亀井澄夫の妖怪不思議千一夜

東大阪市岩田町「岩田墓地」お初狐

2016年5月7日

花で着飾る妖艶な化け狐

「お初狐」イラスト((C)合間太郎)

 さてさて新連載「妖怪不思議千一夜」の始まりである。大阪の妖怪を中心にしながらも、全国の妖怪話をお届けしたいと思う。というのは、大阪には妖怪や怪談話が極めて少ないということである。落語や講談も、近年の創作、あるいは他地域の地名を大阪に置き換えて語る場合が多い。その少ない中でも大阪でよく聞く妖怪話といえば、狐(キツネ)にまつわる話だろう。団塊の世代、その上の祖父祖母の世代は狐に化かされることは日常的にあったようだ。特に竹やぶなんかがうっそうとしげる場所は、妖怪出現の格好の舞台となった。その中の一つ、東大阪市岩田に伝わる「お初狐(はつきつね)」の話をしよう。

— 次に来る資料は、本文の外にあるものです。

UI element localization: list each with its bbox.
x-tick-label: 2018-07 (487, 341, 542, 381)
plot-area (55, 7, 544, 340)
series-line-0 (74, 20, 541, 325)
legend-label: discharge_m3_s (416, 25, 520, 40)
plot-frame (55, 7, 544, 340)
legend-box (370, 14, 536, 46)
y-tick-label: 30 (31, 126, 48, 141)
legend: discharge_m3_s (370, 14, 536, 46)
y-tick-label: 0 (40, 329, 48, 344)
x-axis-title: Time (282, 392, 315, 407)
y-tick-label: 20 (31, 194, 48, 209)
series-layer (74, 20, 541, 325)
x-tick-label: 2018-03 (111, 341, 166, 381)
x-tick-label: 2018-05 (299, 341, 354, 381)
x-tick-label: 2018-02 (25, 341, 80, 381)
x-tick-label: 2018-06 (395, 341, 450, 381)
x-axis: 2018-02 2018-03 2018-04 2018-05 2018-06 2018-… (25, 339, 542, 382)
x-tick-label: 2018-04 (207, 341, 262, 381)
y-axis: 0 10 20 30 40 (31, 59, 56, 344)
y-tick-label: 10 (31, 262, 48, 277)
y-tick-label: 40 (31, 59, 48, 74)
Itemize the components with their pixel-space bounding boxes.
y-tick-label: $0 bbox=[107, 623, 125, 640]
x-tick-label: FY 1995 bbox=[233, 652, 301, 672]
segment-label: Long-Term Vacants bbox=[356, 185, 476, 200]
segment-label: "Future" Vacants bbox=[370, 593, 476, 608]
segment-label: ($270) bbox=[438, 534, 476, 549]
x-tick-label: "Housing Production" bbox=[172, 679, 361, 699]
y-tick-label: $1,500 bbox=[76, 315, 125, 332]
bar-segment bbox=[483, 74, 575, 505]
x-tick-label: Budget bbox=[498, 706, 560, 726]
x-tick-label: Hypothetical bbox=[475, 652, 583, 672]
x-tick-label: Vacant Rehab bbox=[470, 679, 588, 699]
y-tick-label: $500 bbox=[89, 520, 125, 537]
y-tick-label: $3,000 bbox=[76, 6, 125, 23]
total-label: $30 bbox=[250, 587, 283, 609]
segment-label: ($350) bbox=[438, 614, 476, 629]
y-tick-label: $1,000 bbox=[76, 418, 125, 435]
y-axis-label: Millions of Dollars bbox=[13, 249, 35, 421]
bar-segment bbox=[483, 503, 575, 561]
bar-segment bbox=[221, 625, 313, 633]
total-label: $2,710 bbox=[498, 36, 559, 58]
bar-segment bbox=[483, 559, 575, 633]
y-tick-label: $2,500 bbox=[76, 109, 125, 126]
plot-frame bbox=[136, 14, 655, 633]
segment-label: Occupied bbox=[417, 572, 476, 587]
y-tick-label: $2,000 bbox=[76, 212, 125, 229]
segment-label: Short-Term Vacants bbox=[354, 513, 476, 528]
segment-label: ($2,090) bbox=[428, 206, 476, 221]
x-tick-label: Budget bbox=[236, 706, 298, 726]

 朝もやの中、花売りを生業(なりわい)としている留吉という男が歩いていると、竹やぶの中にきれいな花が咲いている場所があった。こんなところに不思議なことだと見とれていると、一匹の狐が花びらをなめては体につけ、きれいに花で着飾っている。すると、ひょっとした拍子に狐はくるりと妖艶な美女に化けた。「ははあ、これが人の物を盗んだり、野つぼに落としたりするお初狐やな」と思い、大きな商売用の花かごを置いて後をつけることにした。

 ほどなく狐は大きなお屋敷に入っていく。留吉は家人に知らせようと門をたたくが、返事がない。中で狐が悪さをしているにちがいないと、あせってドンドンたたくと、後ろから「何しとるんや」という声がする。振り向くと知りあいの直吉だ。化け狐が入ったことを言うと「よう見てみい」と言われ、よく見たら岩田墓地の火そう場の入り口であった。おそらく留吉の花かごの花もすっかりなくなったことであろう。

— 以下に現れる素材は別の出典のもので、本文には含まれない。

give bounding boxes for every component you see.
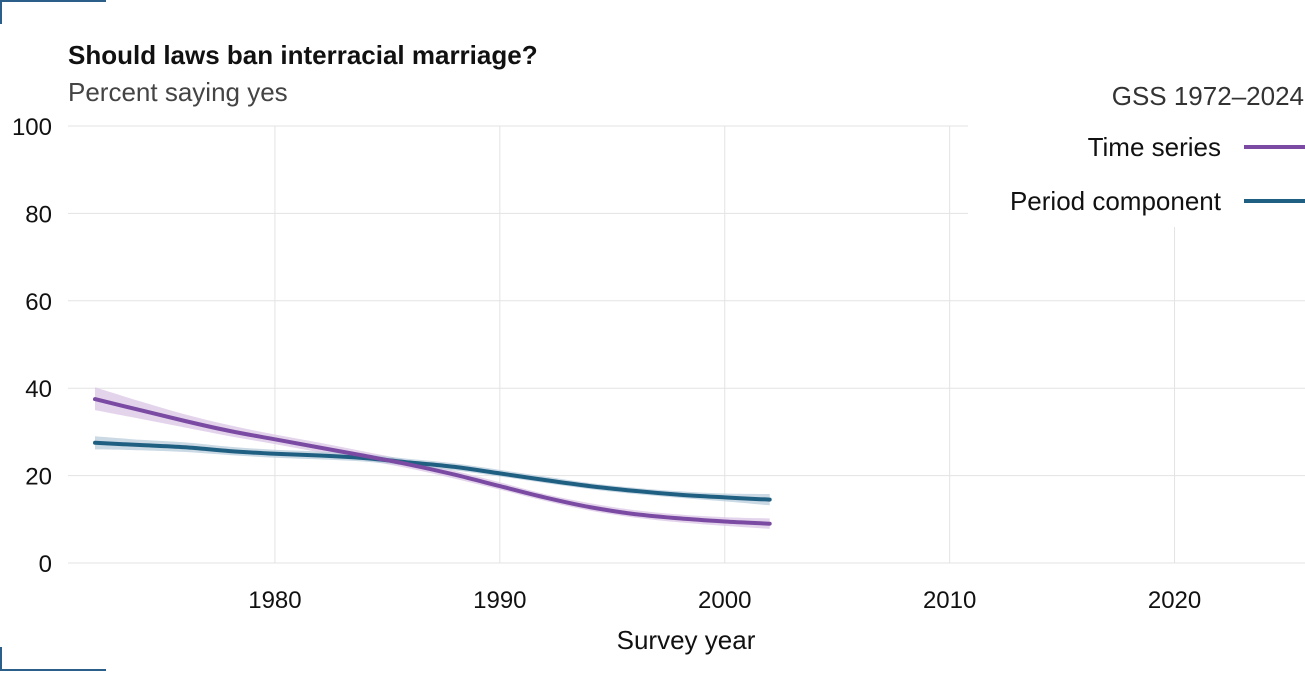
chart-title: Should laws ban interracial marriage?: [68, 40, 538, 70]
x-tick-label-1990: 1990: [473, 587, 526, 614]
x-tick-label-2020: 2020: [1148, 587, 1201, 614]
confidence-band-time-series: [95, 387, 770, 529]
x-tick-label-2010: 2010: [923, 587, 976, 614]
y-tick-label-80: 80: [25, 201, 52, 228]
x-tick-label-1980: 1980: [248, 587, 301, 614]
y-axis-tick-labels: 0 20 40 60 80 100: [12, 114, 52, 578]
x-axis-tick-labels: 1980 1990 2000 2010 2020: [248, 587, 1201, 614]
series-lines: [93, 397, 772, 526]
x-axis-label: Survey year: [617, 625, 756, 655]
series-line-period-component: [93, 440, 772, 502]
legend: GSS 1972–2024 Time series Period compone…: [1010, 81, 1305, 216]
chart-subtitle: Percent saying yes: [68, 77, 288, 107]
legend-label-time-series: Time series: [1088, 132, 1221, 162]
frame-corner-bottom-left: [0, 647, 106, 671]
y-tick-label-20: 20: [25, 464, 52, 491]
series-line-time-series: [93, 397, 772, 526]
legend-label-period-component: Period component: [1010, 186, 1222, 216]
x-tick-label-2000: 2000: [698, 587, 751, 614]
legend-title: GSS 1972–2024: [1112, 81, 1304, 111]
frame-corner-top-left: [0, 0, 106, 24]
y-tick-label-60: 60: [25, 289, 52, 316]
y-tick-label-100: 100: [12, 114, 52, 141]
y-tick-label-0: 0: [39, 551, 52, 578]
y-tick-label-40: 40: [25, 376, 52, 403]
confidence-bands: [95, 387, 770, 529]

 とまあ、こんな調子で千一夜、シェエラザードになったつもりで妖怪話を語っていきます。面白くなかったら殺されるというアラビアンナイトの日本版。命がございましたらまた次回、ごきげんよろしゅうお頼みします。

 (日本妖怪研究所所長)

【プロフィル】亀井澄夫(かめい・すみお) 日本妖怪研究所所長。有限会社レベル代表取締役。書籍雑誌の編集、音楽家、映画監督など多岐にわたる活動を展開。妖怪講座やゴブリンマーケットなどイベントも好評。今秋、妖精妖怪をテーマに雑誌「イルミタイ」を創刊予定。